男人把肉棒从他的花穴里抽出,一大团浓白的精液跟着从花穴深处流泻出来。湿润艳红的嫩肉都被肏干得外翻出来一截,两片肥大的阴唇吃足了精液,水淋淋的,在颤颤巍巍地翕动。
“啊哈,好了吧……快放我下去,把带子解开嗯啊,绑得我好疼……”江怀玉大喘着粗气,胸膛不住起伏,两只被绑住的手不耐烦地扭动,胸膛前两团白兔小奶跟着摇晃。
乔庭彦的眼底划过晦暗不明的情绪,太阳穴突突地跳,脑海里疯狂叫嚣着毁灭。
这就受不了么?像他过去养的兔子狸猫,一但对它们稍微好点,一但满足了它们的欲望,就翻脸不认人壮起胆子要逃跑。
果然应该锁起来,锁在金笼子里,不让任何人瞧见……乔庭彦紧抿唇角,阴鸷的目光里渗出寒意。

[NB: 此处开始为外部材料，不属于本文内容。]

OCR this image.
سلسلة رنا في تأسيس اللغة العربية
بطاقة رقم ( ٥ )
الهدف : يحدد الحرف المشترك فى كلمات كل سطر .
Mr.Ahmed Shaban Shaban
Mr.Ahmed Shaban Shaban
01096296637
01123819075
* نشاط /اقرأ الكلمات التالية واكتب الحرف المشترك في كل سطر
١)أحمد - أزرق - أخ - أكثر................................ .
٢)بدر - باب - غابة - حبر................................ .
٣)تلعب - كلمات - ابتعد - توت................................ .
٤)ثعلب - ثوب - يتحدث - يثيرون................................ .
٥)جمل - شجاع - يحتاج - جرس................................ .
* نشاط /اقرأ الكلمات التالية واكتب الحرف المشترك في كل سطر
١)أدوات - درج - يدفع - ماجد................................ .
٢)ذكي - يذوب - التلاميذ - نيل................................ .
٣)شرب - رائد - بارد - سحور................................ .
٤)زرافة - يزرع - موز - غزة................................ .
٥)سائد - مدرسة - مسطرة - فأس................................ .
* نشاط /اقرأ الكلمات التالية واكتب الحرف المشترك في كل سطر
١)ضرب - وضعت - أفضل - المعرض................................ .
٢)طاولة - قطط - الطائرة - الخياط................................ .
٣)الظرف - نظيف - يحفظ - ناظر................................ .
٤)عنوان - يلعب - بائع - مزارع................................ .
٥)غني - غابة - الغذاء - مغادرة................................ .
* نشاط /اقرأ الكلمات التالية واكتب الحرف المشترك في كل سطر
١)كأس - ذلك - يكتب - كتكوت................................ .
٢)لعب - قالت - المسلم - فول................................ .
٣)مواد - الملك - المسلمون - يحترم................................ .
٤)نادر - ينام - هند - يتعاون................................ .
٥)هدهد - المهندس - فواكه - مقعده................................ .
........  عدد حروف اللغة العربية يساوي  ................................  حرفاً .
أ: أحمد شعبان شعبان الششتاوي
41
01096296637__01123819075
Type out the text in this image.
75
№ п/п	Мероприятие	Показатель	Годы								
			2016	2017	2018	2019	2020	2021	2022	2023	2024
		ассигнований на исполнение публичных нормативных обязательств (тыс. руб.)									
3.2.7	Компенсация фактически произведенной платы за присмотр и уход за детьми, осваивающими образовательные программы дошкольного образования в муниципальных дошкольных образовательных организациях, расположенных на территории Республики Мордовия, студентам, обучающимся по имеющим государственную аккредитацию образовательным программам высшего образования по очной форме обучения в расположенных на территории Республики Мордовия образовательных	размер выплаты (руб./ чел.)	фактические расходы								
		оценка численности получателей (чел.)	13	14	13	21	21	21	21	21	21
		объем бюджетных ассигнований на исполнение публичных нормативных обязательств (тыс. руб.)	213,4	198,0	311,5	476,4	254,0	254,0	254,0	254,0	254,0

被蒙住眼睛,一无所察的少年朝后面扭头,还在不耐地催促:“放开啊,把我放开。手好疼……什么都看不见。”
放他下来就永远锁在内室,套上金链子,任何人都别想把他从他身边夺走。喜爱吃精液的小妖精,今后无论百日黑夜,只能看见他,只能吃他的东西……
男人眸底森寒,唇角勾出一个残忍的笑来,仿佛已然想到,少年永困在他黄金笼里的发出的美丽哀鸣。
他的手抬起,扯住丝绸缎子的系带轻轻一拉,少年的两只皓腕恰似垂颈的天鹅,一下子失去支撑,从空中坠落下来。
江怀玉猝不及防,脚步在地上虚晃地踉跄几下,差点摔倒。幸好男人适时过来稳稳抓住他的手腕,把天鹅拥入怀中。
少年的手虚搭在男人胸膛上,两腿并起,骄矜地扬起下巴,朝活阎王不满地嘟哝:“还有眼睛,快把蒙在我眼睛上面的东西拿下来。”
下半身黏糊糊的,好不舒服,他想洗个澡。活阎王竟然敢做出诱奸寡嫂的事情,洗漱之类的事也会做好吧。他总不可能就这样把自己送回去。
江家少爷在府里有祖父母亲宠爱,嫁过来后又有夫君小叔子的疼爱,浑然不知危险降临。
男人恶劣地低笑,抬手把少年后脑勺的活结解开,心里已经在幻想少年醒来,看见自己身处什么地方后,会做出怎么的可爱反应了。